The good news is that small amounts of paper and paper products in a snail’s diet shouldn’t do the snail much harm. Snails have a way of adapting to their environment and thriving in it when they can build up a tolerance to things over time.
How to stop snails eating your mail
One of the most common complaints people have about snails is that snails eat their mail. Many bills and checks have been lost to hungry snails in the snail mail system.
Here are 6 tips with product recommendations from Amazon to get snails to stop eating your mail:
- To stop snails from climbing up your mailbox, put copper flashing around the mailbox pole or around the entrance where snails are getting in. Copper reacts with snail slime and gives snails a light electric shock, so they don’t like crossing it.
- If you don’t want to use copper flashing as a barrier, try 100% pure petroleum jelly as snails struggle to crawl over petroleum jelly. Put a thick layer of petroleum jelly around the mailbox entrances to stop snails from getting inside.
- Sprinkle these organic snail killer granules inside your mailbox. The granules smell like food to snails, but once they eat the pellets they die. These specific granules are biodegradable, and safe to use around pets, children, and wildlife. If you buy another brand read the instructions and warnings carefully to make sure you use them as directed.
- Other things you can put in your mailbox to stop snails from moving around in there are: broken egg shells that have been washed, cat litter, sawdust, rock salt, or diatomaceous earth. These are all rough and snails don’t like crawling over them with their soft body.

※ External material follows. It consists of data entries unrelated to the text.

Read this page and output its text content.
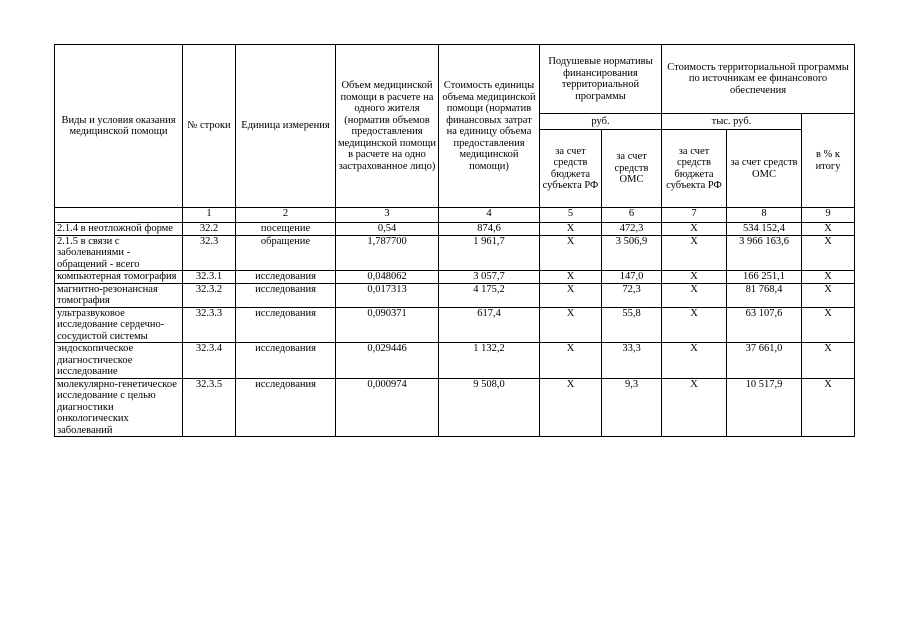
Виды и условия оказания медицинской помощи	№ строки	Единица измерения	Объем медицинской помощи в расчете на одного жителя (норматив объемов предоставления медицинской помощи в расчете на одно застрахованное лицо)	Стоимость единицы объема медицинской помощи (норматив финансовых затрат на единицу объема предоставления медицинской помощи)	Подушевые нормативы финансирования территориальной программы		Стоимость территориальной программы по источникам ее финансового обеспечения		
					руб.		тыс. руб.		в % к итогу
					за счет средств бюджета субъекта РФ	за счет средств ОМС	за счет средств бюджета субъекта РФ	за счет средств ОМС	
	1	2	3	4	5	6	7	8	9
2.1.4 в неотложной форме	32.2	посещение	0,54	874,6	Х	472,3	Х	534 152,4	Х
2.1.5 в связи с заболеваниями - обращений - всего	32.3	обращение	1,787700	1 961,7	Х	3 506,9	Х	3 966 163,6	Х
компьютерная томография	32.3.1	исследования	0,048062	3 057,7	Х	147,0	Х	166 251,1	Х
магнитно-резонансная томография	32.3.2	исследования	0,017313	4 175,2	Х	72,3	Х	81 768,4	Х
ультразвуковое исследование сердечно-сосудистой системы	32.3.3	исследования	0,090371	617,4	Х	55,8	Х	63 107,6	Х
эндоскопическое диагностическое исследование	32.3.4	исследования	0,029446	1 132,2	Х	33,3	Х	37 661,0	Х
молекулярно-генетическое исследование с целью диагностики онкологических заболеваний	32.3.5	исследования	0,000974	9 508,0	Х	9,3	Х	10 517,9	Х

- Spray your mailbox with this non-toxic snail repellent made from essential oils. Snails don’t like the smell and should stay far away from your mailbox. Be sure to reapply the spray regularly, especially in spring and summer when snails are most active.
- Or spray your mailbox with salt diluted in warm water. Table salt kills snails by dehydrating them, so they stay away from it. You’ll need to reapply the saltwater spray after heavy rains.